Police seize massive haul of cannabis worth £1 MILLION after finding plants growing on the top floor of a building in north London following tip-off from neighbours
- Police raided a property in Brent, north west London following a public tip off
- Officers recovered large number of cannabis plants worth an estimated £1m
- Police conducting the raid had found the building had been barricaded
- No arrests have yet been made though officers are searching for the gang
Police have seized £1 million of cannabis after finding plants growing on the top floor of a building in Brent, north London.
The Metropolitan Police said officers from its territorial support group were called to an address on the North Circular Road on Tuesday by concerned members of the public.
Once inside they saw a staircase had been barricaded, with officers and a police dog then working their way through the building until they found a large amount of cannabis plants growing.
Metropolitan Police officers raided a cannabis farm with an estimated £1m in illegal drugs growing in a building on the North Circular Road in Brent, north west London
Neighbours tipped off police who launched a raid on the property to recover the drugs
Scotland Yard confirmed nobody has been arrested in connection with the haul although they are searching for the criminal gang responsible
Taskforce’s chief inspector Grace Blake-Turner said the plants, which have an estimated value of approximately £1 million, were ‘evidentially being grown with the sole intention to be sold for a vast amount of profit’.
‘I’d like to thank the members of public who alerted us to this address.

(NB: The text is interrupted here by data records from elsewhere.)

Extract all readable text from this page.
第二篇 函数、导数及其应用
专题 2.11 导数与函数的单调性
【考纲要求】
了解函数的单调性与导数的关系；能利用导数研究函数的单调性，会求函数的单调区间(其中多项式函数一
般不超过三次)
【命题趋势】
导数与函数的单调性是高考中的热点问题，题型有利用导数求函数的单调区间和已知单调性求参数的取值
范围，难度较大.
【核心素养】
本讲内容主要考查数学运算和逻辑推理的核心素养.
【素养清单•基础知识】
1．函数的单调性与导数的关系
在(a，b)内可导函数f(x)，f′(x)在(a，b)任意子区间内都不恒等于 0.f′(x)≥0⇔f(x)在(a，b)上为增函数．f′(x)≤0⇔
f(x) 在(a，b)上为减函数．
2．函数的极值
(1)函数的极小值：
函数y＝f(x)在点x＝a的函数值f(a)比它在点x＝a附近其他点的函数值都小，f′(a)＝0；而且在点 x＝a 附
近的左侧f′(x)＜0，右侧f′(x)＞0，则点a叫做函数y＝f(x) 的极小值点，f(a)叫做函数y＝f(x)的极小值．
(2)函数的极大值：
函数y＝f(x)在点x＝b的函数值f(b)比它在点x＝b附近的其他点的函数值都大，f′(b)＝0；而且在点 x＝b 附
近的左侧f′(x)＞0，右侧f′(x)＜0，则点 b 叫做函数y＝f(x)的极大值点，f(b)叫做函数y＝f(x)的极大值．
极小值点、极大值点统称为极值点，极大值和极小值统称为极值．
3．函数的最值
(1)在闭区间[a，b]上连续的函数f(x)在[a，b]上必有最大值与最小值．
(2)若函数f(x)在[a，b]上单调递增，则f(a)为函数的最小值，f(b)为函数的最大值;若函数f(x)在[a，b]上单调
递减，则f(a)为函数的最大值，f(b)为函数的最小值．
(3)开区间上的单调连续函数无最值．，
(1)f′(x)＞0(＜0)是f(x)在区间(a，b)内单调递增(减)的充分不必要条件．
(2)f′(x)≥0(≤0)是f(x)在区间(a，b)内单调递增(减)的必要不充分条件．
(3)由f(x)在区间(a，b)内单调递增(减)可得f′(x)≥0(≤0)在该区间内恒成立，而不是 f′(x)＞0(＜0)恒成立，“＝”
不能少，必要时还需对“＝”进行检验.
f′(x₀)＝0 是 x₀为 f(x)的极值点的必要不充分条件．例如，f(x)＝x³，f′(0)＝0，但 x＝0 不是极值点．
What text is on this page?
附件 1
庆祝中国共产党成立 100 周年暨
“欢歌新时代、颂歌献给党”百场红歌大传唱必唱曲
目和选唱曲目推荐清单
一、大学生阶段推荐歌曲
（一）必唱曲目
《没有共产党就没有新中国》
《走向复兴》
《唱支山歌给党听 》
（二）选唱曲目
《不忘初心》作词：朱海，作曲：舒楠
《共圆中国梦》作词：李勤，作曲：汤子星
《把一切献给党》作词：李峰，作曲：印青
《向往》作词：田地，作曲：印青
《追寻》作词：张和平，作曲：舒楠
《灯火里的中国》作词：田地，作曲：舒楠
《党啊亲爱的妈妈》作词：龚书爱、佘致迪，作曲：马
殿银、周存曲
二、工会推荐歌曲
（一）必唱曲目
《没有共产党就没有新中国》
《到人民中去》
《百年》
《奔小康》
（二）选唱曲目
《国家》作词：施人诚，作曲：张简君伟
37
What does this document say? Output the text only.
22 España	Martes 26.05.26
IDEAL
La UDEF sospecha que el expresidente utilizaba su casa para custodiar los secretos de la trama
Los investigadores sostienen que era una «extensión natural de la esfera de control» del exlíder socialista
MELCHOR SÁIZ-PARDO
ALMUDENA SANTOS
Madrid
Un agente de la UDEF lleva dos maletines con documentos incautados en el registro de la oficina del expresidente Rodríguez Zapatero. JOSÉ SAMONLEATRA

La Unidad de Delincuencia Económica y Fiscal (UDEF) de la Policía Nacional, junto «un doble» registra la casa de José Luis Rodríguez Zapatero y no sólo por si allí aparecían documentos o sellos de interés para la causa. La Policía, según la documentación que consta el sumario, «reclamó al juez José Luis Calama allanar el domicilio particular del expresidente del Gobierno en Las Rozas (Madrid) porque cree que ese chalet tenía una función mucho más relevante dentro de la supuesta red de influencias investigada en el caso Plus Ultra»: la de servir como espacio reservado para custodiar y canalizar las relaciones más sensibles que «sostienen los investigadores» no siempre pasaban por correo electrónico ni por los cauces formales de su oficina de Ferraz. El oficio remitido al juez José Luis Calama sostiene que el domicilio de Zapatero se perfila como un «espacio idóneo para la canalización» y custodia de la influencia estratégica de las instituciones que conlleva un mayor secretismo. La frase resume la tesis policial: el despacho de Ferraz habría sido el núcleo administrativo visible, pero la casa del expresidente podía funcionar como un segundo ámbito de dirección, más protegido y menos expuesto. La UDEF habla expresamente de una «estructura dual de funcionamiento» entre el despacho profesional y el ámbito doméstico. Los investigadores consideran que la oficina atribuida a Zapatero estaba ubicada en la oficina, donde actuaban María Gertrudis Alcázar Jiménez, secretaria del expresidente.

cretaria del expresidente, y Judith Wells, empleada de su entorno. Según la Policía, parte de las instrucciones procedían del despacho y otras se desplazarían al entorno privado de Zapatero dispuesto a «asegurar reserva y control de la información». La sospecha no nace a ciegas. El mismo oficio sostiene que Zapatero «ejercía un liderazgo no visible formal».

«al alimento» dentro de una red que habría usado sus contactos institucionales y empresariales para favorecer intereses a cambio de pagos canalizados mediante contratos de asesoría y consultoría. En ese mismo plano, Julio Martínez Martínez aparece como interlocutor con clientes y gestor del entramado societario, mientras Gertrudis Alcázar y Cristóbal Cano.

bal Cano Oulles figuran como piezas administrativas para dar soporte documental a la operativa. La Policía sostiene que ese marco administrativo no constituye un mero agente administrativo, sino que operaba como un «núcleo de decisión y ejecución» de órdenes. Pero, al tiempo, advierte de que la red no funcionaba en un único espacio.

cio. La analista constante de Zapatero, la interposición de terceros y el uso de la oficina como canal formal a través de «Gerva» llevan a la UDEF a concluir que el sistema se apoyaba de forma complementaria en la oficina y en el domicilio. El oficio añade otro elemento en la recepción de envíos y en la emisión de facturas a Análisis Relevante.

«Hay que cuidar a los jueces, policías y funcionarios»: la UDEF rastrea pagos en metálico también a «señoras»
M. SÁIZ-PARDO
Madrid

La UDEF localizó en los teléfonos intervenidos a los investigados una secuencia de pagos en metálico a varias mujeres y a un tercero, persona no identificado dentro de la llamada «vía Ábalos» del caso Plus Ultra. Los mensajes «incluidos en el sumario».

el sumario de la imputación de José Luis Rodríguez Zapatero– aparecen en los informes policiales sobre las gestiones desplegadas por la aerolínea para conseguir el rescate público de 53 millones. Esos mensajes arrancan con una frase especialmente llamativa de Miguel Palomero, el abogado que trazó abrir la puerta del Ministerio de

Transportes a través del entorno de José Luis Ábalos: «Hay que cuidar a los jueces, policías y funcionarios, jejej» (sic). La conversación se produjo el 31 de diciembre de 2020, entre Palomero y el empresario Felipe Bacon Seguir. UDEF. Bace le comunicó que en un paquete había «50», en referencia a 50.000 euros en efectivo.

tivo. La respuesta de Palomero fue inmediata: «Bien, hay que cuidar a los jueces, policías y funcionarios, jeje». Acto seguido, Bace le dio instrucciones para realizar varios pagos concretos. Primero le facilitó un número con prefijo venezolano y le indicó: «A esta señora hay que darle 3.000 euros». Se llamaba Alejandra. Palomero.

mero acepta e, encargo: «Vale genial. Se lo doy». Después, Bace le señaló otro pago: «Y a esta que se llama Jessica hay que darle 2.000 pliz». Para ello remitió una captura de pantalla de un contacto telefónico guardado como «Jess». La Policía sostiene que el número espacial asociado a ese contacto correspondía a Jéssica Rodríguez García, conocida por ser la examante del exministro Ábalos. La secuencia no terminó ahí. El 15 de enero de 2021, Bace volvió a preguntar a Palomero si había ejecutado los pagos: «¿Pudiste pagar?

Because they voiced their concerns to police, over £1 million worth of class B drugs are now off the streets.’
North-west BCU commander Louis Smith said: ‘Growing and selling cannabis funds career criminals who cause misery to others and commit acts of extreme violence.
‘People are killed in producing cannabis in this way. These criminals also often prey upon the extremely vulnerable, for example by forcing them to manage cannabis farms.’
An investigation is under way to find those responsible for the growing and selling of the drugs.